The project is estimated to bring almost 2,200 new homes onto the market.
Revs Bowling bought
In April, news broke that a developer had bought the property where the last bowling alley in Burnaby stands.
Revs Entertainment has been on the site at 5502 Lougheed Hwy. for more than 60 years.
The property was purchased by Keltic Canada Development, which has applied to develop the site with three highrise towers.
The bowling alley, formerly known as Brentwood Lanes, will continue to run until further notice.
Burnaby Housing Authority approved
Burnaby is in the final stages of getting its own housing corporation set up, which is intended to be a “one-stop shop” to develop housing and fill the gaps in the city’s housing supply.
The housing authority is intended to focus on building and managing non-market rentals, according to the city.
While council is unanimously supportive of the idea in principle, Coun. Sav Dhaliwal said he had “major concerns” with creating a separate corporation that he said could lead to bureaucratic bloat and leave the city on the hook for billions of dollars worth in loans.
Burnaby legalizes laneways
After more than a year of planning, Burnaby began accepting applications for laneway housing in September.

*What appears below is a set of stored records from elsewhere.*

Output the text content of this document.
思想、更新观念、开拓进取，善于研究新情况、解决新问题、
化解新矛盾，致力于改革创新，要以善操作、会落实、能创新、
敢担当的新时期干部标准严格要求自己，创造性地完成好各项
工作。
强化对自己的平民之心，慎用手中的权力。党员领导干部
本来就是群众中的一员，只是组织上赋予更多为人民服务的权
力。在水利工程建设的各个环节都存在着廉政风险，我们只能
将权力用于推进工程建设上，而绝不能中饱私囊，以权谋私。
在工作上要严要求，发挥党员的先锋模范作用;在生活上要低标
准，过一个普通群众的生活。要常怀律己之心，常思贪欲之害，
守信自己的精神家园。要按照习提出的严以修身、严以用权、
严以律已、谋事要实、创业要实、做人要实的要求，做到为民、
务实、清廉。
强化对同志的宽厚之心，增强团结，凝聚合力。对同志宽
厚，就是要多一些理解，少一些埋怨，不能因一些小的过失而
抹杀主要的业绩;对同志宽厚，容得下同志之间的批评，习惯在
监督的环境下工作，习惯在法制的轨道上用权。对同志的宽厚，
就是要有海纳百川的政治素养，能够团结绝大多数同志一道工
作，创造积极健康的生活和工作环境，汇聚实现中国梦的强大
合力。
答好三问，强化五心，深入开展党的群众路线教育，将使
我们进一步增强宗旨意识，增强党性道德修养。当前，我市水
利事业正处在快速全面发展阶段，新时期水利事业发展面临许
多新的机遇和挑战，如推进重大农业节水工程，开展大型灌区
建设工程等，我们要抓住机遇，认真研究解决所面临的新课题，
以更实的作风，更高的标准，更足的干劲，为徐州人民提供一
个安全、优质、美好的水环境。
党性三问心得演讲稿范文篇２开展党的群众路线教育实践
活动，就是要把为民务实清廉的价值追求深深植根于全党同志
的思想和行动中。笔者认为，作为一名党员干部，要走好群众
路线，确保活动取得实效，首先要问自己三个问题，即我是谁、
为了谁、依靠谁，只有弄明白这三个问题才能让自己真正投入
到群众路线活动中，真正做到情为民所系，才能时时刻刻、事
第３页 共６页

Burnaby laneway home regulations state the homes can be up to two storeys tall and between 350 sq. ft. and 1,507 sq. ft. (depending on the lot). There’s a variety of ways laneway homes can be built.
Staff expect these homes to be built as intergenerational housing for parents or children to live on a family-owned lot.
‘Skinny little house’ goes TikTok viral
A Burnaby home up for sale went viral on TikTok earlier this year for its unusual narrow property size at 16.5 feet wide.